Thomas Hibbs is currently Distinguished Professor of Ethics & Culture and Dean of the Honors College at Baylor University.
With degrees from the University of Dallas and the University of Notre Dame, Hibbs taught at Boston College (BC) for 13 years, where he was full professor and department chair in philosophy. At BC, he also served on the Steering Committee for BC's Initiative for the Future of the Church and on the Sub-Committee on Catholic Sexual Teaching. At Baylor, he has been involved in ecumenical discussions of the work of John Courtney Murray and John Paul II.
In addition to teaching a variety of interdisciplinary courses, Hibbs teaches in the fields of medieval philosophy, contemporary virtue ethics, and philosophy and popular culture. Hibbs' popular BC course on Nihilism in American Culture was featured in a Boston Globe article.

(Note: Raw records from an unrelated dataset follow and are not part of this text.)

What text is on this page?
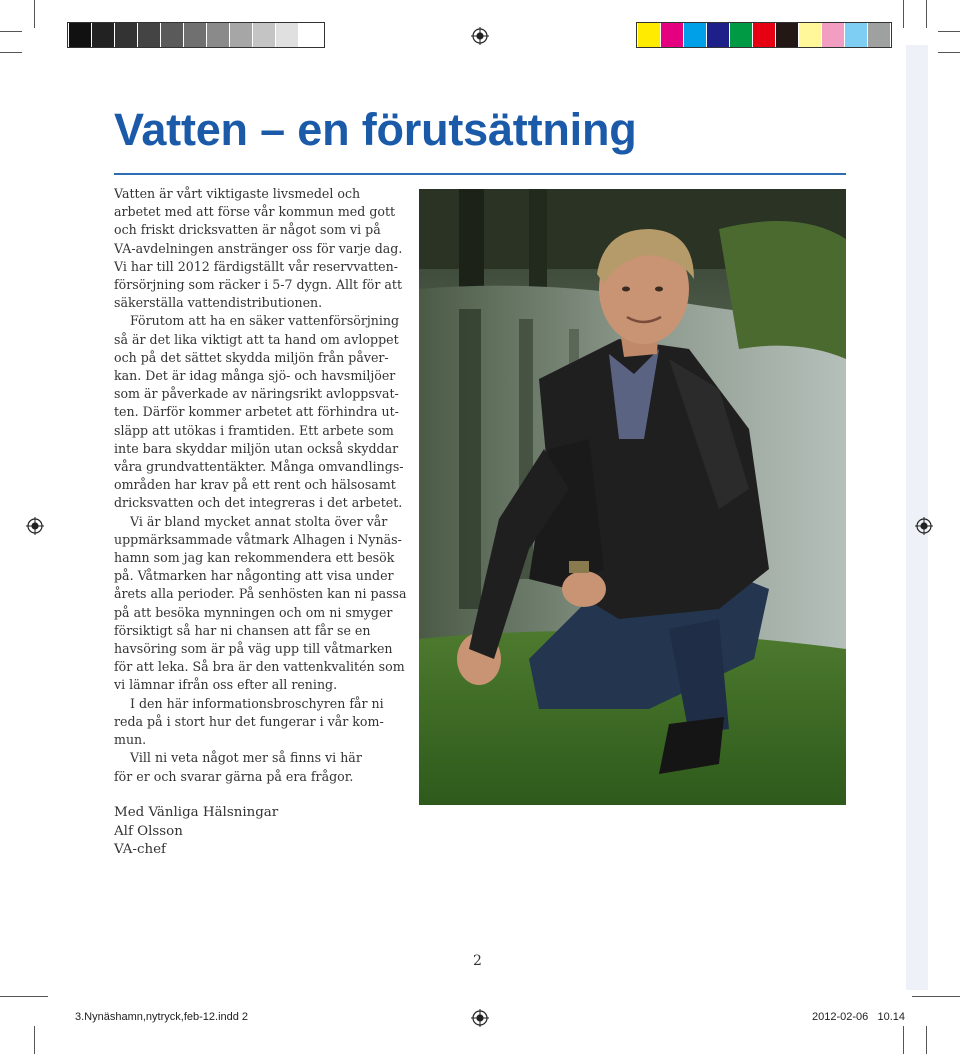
Vatten – en förutsättning

Vatten är vårt viktigaste livsmedel och

arbetet med att förse vår kommun med gott

och friskt dricksvatten är något som vi på

VA-avdelningen anstränger oss för varje dag.

Vi har till 2012 färdigställt vår reservvatten-

försörjning som räcker i 5-7 dygn. Allt för att

säkerställa vattendistributionen.

Förutom att ha en säker vattenförsörjning

så är det lika viktigt att ta hand om avloppet

och på det sättet skydda miljön från påver-

kan. Det är idag många sjö- och havsmiljöer

som är påverkade av näringsrikt avloppsvat-

ten. Därför kommer arbetet att förhindra ut-

släpp att utökas i framtiden. Ett arbete som

inte bara skyddar miljön utan också skyddar

våra grundvattentäkter. Många omvandlings-

områden har krav på ett rent och hälsosamt

dricksvatten och det integreras i det arbetet.

Vi är bland mycket annat stolta över vår

uppmärksammade våtmark Alhagen i Nynäs-

hamn som jag kan rekommendera ett besök

på. Våtmarken har någonting att visa under

årets alla perioder. På senhösten kan ni passa

på att besöka mynningen och om ni smyger

försiktigt så har ni chansen att får se en

havsöring som är på väg upp till våtmarken

för att leka. Så bra är den vattenkvalitén som

vi lämnar ifrån oss efter all rening.

I den här informationsbroschyren får ni

reda på i stort hur det fungerar i vår kom-

mun.

Vill ni veta något mer så finns vi här

för er och svarar gärna på era frågor.

Med Vänliga Hälsningar
Alf Olsson
VA-chef
2
3.Nynäshamn,nytryck,feb-12.indd 2	2012-02-06 10.14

Hibbs has written scholarly books on Aquinas, including Dialectic and Narrative in Aquinas: An Interpretation of the Summa Contra Gentiles, and a book on popular culture entitled Shows About Nothing. Hibbs has recently published scholarly articles on MacIntyre and Aquinas (Review of Politics), on Anselm (Anselm Studies), and on Pascal (International Philosophical Quarterly). He also has written on film, culture, books and higher education in Books and Culture, Christianity Today, First Things, New Atlantis, The Dallas Morning News, The National Review, The Weekly Standard, and The Chronicle of Higher Education, for which his latest piece is a study of the ethical implications of the films of the Polish director Krzysztof Kieslowski.
Called upon regularly to comment on film and popular culture, Hibbs has made more than 100 appearances on radio, including nationally syndicated NPR shows such as "The Connection," "On the Media" and "All Things Considered," as well as local NPR stations in Boston, Massachusetts; Ann Arbor, Michigan; Dallas, Texas; and Rochester, New York.